Le novità della settimana in materia di lavoro

Martedì, 7 Maggio 2024
Giurisprudenza

Corte di Cassazione, 19 aprile 2024, n. 10627 - Sul licenziamento per giustificato motivo oggettivo

Il caso di specie riguarda un lavoratore licenziato per giustificato motivo oggettivo a seguito della riorganizzazione dovuta a un calo dell’attività e del fatturato che ha condotto alla soppressione del reparto magazzino e alla conseguente riduzione degli operai del reparto calzature e plantari-sotto reparto calzoleria, con impossibilità di ricollocare il lavoratore in altra posizione.

Il Tribunale di dichiarava il licenziamento illegittimo. Successivamente la corte d’appello, in riforma della sentenza del giudice di prime cure, ha dichiarato legittimo il licenziamento, considerando pacifica la sussistenza della ragione organizzativa-produttiva posta alla base del recesso, escludendo altresì qualsiasi profilo discriminatorio.

In particolare, secondo la corte territoriale i compiti del lavoratore, addetto al laboratorio calzature, non potevano essere ritenuti fungibili a quelli degli addetti vendita e agli stagisti; nessuna violazione di legge era stata poi ravvisata in relazione alle assunzioni a tempo determinato, vista la natura precaria di dette posizioni. Parimenti, la corte d’appello non aveva ravvisato alcun uso fraudolento dei periodi di stage, i quali presentano peraltro contenuti diversi da qualsivoglia rapporto lavorativo.
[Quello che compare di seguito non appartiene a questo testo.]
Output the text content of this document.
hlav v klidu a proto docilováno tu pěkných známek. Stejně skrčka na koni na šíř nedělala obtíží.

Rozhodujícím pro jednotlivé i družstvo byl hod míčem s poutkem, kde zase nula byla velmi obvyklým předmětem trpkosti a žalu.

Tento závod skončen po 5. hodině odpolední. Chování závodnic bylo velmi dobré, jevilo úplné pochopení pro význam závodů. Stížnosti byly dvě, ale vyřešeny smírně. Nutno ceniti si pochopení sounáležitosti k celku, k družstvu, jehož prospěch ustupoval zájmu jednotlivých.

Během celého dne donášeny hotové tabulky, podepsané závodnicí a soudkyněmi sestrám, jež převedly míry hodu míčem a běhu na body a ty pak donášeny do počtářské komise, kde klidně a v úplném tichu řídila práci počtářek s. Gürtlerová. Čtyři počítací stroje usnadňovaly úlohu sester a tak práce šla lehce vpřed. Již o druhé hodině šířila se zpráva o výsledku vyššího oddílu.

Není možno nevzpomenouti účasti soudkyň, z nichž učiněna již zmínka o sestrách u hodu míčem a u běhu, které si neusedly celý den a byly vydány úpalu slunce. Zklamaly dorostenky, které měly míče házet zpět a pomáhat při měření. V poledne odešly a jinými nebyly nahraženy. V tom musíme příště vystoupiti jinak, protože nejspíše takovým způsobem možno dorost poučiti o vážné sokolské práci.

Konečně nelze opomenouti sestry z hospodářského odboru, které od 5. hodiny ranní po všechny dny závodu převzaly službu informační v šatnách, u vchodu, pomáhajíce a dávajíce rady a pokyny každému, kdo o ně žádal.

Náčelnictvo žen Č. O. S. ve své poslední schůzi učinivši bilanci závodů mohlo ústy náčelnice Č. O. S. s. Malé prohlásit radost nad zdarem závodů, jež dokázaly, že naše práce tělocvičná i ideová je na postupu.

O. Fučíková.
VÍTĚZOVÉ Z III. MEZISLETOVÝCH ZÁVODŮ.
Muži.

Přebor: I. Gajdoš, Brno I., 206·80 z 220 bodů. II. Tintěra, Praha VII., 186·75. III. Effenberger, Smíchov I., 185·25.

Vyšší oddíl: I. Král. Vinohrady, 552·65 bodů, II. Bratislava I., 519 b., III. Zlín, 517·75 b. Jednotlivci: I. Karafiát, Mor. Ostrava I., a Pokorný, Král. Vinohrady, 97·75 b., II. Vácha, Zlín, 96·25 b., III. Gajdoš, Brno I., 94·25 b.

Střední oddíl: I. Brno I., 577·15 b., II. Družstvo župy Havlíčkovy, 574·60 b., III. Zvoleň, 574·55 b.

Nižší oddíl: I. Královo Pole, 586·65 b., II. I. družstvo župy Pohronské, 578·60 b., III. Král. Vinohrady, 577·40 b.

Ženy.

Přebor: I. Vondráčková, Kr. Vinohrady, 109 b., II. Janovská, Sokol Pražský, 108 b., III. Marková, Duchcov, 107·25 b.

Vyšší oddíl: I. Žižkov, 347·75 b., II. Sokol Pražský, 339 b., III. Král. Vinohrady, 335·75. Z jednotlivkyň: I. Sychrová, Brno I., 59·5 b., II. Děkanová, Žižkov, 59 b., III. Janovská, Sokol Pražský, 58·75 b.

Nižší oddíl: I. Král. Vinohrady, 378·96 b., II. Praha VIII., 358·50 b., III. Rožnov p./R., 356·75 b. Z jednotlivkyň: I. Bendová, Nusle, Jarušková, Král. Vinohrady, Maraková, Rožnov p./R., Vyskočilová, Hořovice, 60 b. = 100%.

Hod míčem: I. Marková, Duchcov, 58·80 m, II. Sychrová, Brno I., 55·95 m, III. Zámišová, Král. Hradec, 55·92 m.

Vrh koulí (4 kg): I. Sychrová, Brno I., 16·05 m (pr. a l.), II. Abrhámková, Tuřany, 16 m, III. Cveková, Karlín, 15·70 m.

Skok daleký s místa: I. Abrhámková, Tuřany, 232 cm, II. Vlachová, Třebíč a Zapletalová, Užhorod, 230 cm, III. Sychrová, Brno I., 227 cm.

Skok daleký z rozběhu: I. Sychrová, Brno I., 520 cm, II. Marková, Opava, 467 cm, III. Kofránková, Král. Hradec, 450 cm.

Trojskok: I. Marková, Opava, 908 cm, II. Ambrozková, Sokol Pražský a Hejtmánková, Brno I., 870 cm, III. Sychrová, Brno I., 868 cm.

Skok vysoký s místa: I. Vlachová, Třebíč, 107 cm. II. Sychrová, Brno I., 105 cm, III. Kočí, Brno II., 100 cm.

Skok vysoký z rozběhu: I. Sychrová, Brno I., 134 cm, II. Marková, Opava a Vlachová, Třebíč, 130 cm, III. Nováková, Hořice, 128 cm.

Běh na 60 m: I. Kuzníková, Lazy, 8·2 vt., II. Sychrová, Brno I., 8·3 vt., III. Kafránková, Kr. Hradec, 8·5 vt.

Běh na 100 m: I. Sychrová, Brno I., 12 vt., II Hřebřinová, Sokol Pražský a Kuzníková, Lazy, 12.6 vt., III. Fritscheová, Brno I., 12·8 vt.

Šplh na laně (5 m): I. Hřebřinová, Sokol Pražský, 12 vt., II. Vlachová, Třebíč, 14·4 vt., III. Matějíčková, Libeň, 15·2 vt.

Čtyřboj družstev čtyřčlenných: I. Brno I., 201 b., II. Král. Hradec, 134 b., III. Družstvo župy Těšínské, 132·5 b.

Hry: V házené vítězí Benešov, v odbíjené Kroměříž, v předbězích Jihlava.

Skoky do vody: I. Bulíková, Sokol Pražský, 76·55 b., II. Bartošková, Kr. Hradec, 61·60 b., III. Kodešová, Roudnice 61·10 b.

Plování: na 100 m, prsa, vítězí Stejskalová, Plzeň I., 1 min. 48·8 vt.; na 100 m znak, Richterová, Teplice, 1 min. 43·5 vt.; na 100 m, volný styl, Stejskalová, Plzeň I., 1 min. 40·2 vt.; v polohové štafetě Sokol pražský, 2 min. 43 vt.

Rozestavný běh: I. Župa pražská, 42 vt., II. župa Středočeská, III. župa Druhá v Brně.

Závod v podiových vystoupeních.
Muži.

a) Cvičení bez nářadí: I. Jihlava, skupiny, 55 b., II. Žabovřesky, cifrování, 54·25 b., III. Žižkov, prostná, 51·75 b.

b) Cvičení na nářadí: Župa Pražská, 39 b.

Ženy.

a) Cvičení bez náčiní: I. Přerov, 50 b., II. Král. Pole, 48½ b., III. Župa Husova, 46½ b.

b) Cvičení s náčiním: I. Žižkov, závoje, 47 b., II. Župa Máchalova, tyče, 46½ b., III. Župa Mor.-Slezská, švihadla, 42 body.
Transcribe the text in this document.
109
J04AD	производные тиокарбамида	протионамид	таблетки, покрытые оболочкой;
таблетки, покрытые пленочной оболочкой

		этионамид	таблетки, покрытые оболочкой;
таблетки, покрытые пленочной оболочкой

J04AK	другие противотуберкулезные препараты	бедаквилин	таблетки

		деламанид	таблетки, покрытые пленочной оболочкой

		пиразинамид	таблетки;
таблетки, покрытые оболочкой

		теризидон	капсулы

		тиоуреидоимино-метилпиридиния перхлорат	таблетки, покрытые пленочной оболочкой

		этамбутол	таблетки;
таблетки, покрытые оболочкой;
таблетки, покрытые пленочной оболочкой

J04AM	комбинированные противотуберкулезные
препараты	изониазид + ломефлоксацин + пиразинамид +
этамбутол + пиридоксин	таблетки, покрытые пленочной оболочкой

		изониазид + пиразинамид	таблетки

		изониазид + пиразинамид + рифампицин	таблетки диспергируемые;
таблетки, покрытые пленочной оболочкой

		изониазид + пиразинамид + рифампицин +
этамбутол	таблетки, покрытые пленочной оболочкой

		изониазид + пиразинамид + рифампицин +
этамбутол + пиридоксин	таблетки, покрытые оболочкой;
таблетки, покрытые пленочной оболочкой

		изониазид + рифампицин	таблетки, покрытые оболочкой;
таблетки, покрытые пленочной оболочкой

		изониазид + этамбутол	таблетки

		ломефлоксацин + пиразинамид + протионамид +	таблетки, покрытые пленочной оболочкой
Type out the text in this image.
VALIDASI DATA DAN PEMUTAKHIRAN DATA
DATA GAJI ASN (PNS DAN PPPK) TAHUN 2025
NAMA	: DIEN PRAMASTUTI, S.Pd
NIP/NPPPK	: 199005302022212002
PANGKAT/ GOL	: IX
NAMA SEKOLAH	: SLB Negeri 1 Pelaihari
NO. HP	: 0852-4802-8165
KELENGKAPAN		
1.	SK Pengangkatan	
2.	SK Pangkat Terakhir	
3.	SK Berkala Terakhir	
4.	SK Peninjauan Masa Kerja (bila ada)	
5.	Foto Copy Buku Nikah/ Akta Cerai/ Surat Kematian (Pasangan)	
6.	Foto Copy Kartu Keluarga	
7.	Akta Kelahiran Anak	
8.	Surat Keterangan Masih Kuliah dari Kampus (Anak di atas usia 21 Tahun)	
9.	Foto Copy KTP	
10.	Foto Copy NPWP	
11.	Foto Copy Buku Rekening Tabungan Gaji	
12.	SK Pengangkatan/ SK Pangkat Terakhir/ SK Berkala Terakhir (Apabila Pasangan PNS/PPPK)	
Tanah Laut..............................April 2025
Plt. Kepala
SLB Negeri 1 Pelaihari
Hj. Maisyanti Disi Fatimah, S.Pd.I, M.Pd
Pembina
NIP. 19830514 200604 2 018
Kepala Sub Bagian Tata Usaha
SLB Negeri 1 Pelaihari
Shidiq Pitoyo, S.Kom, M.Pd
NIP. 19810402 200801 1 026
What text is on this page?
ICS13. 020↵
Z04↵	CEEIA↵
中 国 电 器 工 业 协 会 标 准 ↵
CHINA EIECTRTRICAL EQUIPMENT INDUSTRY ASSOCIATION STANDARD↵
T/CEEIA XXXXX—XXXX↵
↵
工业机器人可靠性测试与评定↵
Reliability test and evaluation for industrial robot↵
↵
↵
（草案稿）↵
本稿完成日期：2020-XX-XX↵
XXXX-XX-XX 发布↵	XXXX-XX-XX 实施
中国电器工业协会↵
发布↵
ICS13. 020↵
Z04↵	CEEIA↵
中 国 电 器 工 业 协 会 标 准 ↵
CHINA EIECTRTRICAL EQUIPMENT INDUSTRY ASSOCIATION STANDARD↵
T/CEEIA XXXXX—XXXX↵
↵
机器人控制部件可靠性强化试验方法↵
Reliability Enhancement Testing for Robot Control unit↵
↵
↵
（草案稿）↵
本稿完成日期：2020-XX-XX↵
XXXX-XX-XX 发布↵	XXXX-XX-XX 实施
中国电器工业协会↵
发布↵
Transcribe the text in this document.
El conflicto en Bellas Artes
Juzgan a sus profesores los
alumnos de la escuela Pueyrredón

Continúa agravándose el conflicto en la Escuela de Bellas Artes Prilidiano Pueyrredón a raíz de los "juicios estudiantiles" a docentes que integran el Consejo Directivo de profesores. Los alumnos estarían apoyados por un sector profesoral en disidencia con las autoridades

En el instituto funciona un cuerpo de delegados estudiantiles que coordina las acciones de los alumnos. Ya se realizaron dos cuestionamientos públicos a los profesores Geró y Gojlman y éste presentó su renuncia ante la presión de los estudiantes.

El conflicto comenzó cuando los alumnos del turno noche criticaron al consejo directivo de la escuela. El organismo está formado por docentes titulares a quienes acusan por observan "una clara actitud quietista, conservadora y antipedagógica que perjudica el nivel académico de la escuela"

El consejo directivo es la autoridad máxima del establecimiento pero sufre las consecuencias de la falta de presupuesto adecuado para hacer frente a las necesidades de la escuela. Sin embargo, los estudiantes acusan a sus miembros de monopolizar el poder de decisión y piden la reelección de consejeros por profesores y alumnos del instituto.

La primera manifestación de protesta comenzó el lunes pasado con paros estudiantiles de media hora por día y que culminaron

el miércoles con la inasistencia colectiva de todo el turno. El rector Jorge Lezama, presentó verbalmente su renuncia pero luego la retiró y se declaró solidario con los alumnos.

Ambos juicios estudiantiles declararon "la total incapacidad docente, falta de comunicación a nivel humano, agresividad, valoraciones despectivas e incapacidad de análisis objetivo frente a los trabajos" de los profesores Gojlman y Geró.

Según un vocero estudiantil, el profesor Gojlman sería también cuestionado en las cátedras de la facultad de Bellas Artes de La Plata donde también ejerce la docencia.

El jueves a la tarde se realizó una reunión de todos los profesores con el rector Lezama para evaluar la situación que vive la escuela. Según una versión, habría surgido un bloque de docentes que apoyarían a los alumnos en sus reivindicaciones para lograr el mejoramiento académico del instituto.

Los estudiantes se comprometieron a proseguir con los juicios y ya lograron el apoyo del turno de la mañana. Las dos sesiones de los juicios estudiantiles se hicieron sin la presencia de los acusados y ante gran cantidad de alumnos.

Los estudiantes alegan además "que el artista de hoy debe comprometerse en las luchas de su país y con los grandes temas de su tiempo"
A seguito del ricorso presentato dal lavoratore, la Corte di Cassazione ha dichiarato che “la sentenza impugnata ha ampiamente esaminato i fatti controversi ed accertato la sussistenza della ragione economica posta alla base del licenziamento per giustificato motivo oggettivo nonché l’impossibilità, in concreto, di ricollocazione del lavoratore in altre posizioni e ciò all’esito di una disamina della correlazione tra licenziamento e assunzioni a tempo determinato che ha condotto a rilevare che (oltre all’effettiva riduzione del reparto calzoleria) si configurava un esatto adempimento dell’obbligo di repêchage in quanto i contratti a tempo determinato stipulati con altri lavoratori avevano un lasso temporale limitato, per ragioni di carattere del tutto estemporaneo e gli stage, inoltre, avevano finalità e contenuti del tutto diversi da quelli di qualsivoglia rapporto lavorativo”.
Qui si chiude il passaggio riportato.